Pastoralists who farmed cereals are called Agro-pastoralists and these people preferred the Eastern region with its higher rainfall.

Sheep and later cattle herding pastoralists favoured the west initially.

This is one of separation points in South African history because the western people never did manage to manufacture their own iron-implements they merely bartered these when required.

They exchanged iron products from the Tswana and Sotho as well as the isiXhosa who were able to manufacture iron implements and weapons.

Then cattle arrived in the Cape and it looks like these came from the north east with early Tswana and Bantu pastoralists. This migration accelerated along with the increased size of settlements around 1000 years ago.

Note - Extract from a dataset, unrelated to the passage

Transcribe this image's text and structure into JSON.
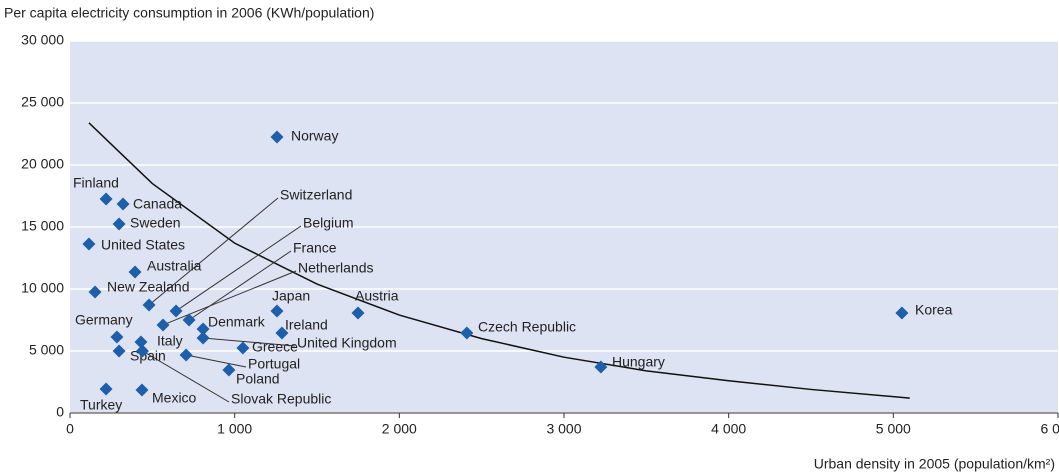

Remember by this time, people living in the latter part of the first millennium had already been trading constantly with the entrepots to the East, the Indian ocean ports, for generations.

This trade intensified after 1000AD first with Swahili-speakers based along the seaboard from modern Mozambique and north along the East African coast where Arab and other merchants would ply their trade from Zanzibar – through to the Red Sea.

The coastlines of East Africa as far South as Madagascar and of west Africa as far south as Sierra Leone were known to the Phoenicians, Greeks and Romans.

The East African coast had a string of Hindu settlements hundreds of years before the Christian era. Until the 4th Century AD, the Sabaean kingdom of Southern Arabia controlled the east coast of Africa.